Whole Foods made a huge splash when it opened in Midtown in summer 2013, to the delight of shoppers, who have packed the parking lot and store aisles ever since. Midtown is Detroit’s most walkable neighborhood, hence its popularity with loft and condo buyers. There are restaurants, shops, coffeehouses, bars, yoga studios, a historic bowling alley, and many more amenities.

“The silver lining to investors ignoring us for so long was that we didn’t get overrun with chain restaurants and big box stores,” says Jeanette Pierce, a longtime downtown resident who started tours around the commercial center so that locals could get to better know their own city. “Now that as a country we’re waking up and realizing we don’t even like that stuff, Detroit is automatically king. All we have is local.”

Game day at Comerica Park, home to the Detroit Tigers.

Game day at Comerica Park, home to the Detroit Tigers.

With stadiums for the Detroit Tigers, Lions and Red Wings all located in the downtown area, easy access to sports is a big part of both local pride and another incentive to live downtown. For home games, several acres of open-air parking lots near Comerica Park (Tigers), or Ford Field (Lions), fill with cars of fans. Some locals gripe that while there are certainly economic boosts from the stadiums, they leave the area desolate of consumers and foot traffic when it isn’t game day.

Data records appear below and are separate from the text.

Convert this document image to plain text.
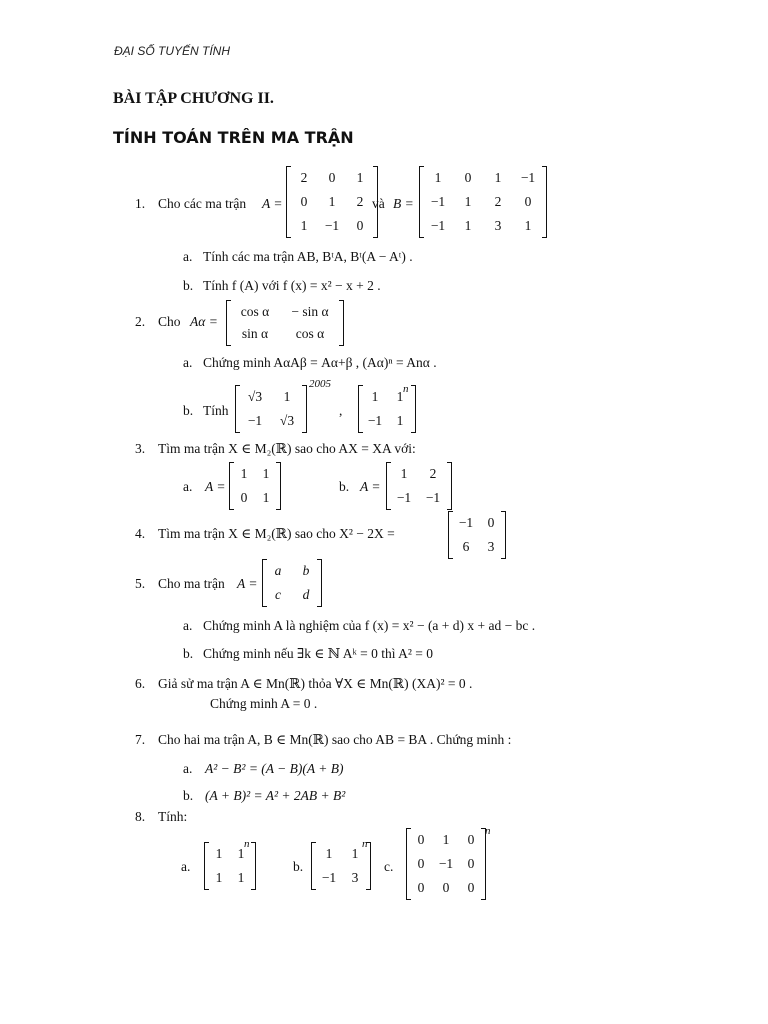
ĐẠI SỐ TUYẾN TÍNH
BÀI TẬP CHƯƠNG II.
TÍNH TOÁN TRÊN MA TRẬN
1. Cho các ma trận A =
2	0	1
0	1	2
1	−1	0
và B =
1	0	1	−1
−1	1	2	0
−1	1	3	1
a. Tính các ma trận AB, BᵗA, Bᵗ(A − Aᵗ) .
b. Tính f (A) với f (x) = x² − x + 2 .
2. Cho Aα =
cos α	− sin α
sin α	cos α
a. Chứng minh AαAβ = Aα+β , (Aα)ⁿ = Anα .
b. Tính
√3	1
−1 √3
2005
,
1	1
−1 1
n
3. Tìm ma trận X ∈ M₂(ℝ) sao cho AX = XA với:
a. A =
1 1
0 1
b. A =
1	2
−1 −1
4. Tìm ma trận X ∈ M₂(ℝ) sao cho X² − 2X =
−1 0
6	3
5. Cho ma trận A =
a b
c d
a. Chứng minh A là nghiệm của f (x) = x² − (a + d) x + ad − bc .
b. Chứng minh nếu ∃k ∈ ℕ Aᵏ = 0 thì A² = 0
6. Giả sử ma trận A ∈ Mn(ℝ) thỏa ∀X ∈ Mn(ℝ) (XA)² = 0 .
Chứng minh A = 0 .
7. Cho hai ma trận A, B ∈ Mn(ℝ) sao cho AB = BA . Chứng minh :
a. A² − B² = (A − B)(A + B)
b. (A + B)² = A² + 2AB + B²
8. Tính:
a.
1 1
1 1
n
b.
1	1
−1 3
n
c.
0	1	0
0 −1 0
0	0	0
n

Relocation of the Red Wings to a new stadium between Downtown and Midtown is expected to bring enhanced investment and interest to the rundown area between the two neighborhoods. Announced this summer by team owners Mike and Marian Ilitch, the development will recreate more than 10 square city blocks with mixed-use housing, retail, restaurants and other development around the stadium footprint.  A $1.8 billion economic impact and more than 8,000 construction jobs are forecast.

“It will bridge desolation between here and the central business district, and I think the effect will be contagious,” said Dan Monahan, a local contractor whose family business has worked on numerous historic residential and commercial rehab projects.

CBRE’s Latessa agrees. “You’re seeing already people start to look at where the footprint of that arena is going to be, and eyeballing surrounding properties for repurposing as multifamily.” Residual commercial opportunities – both for sports fans, workers and multifamily residents – can’t be far behind.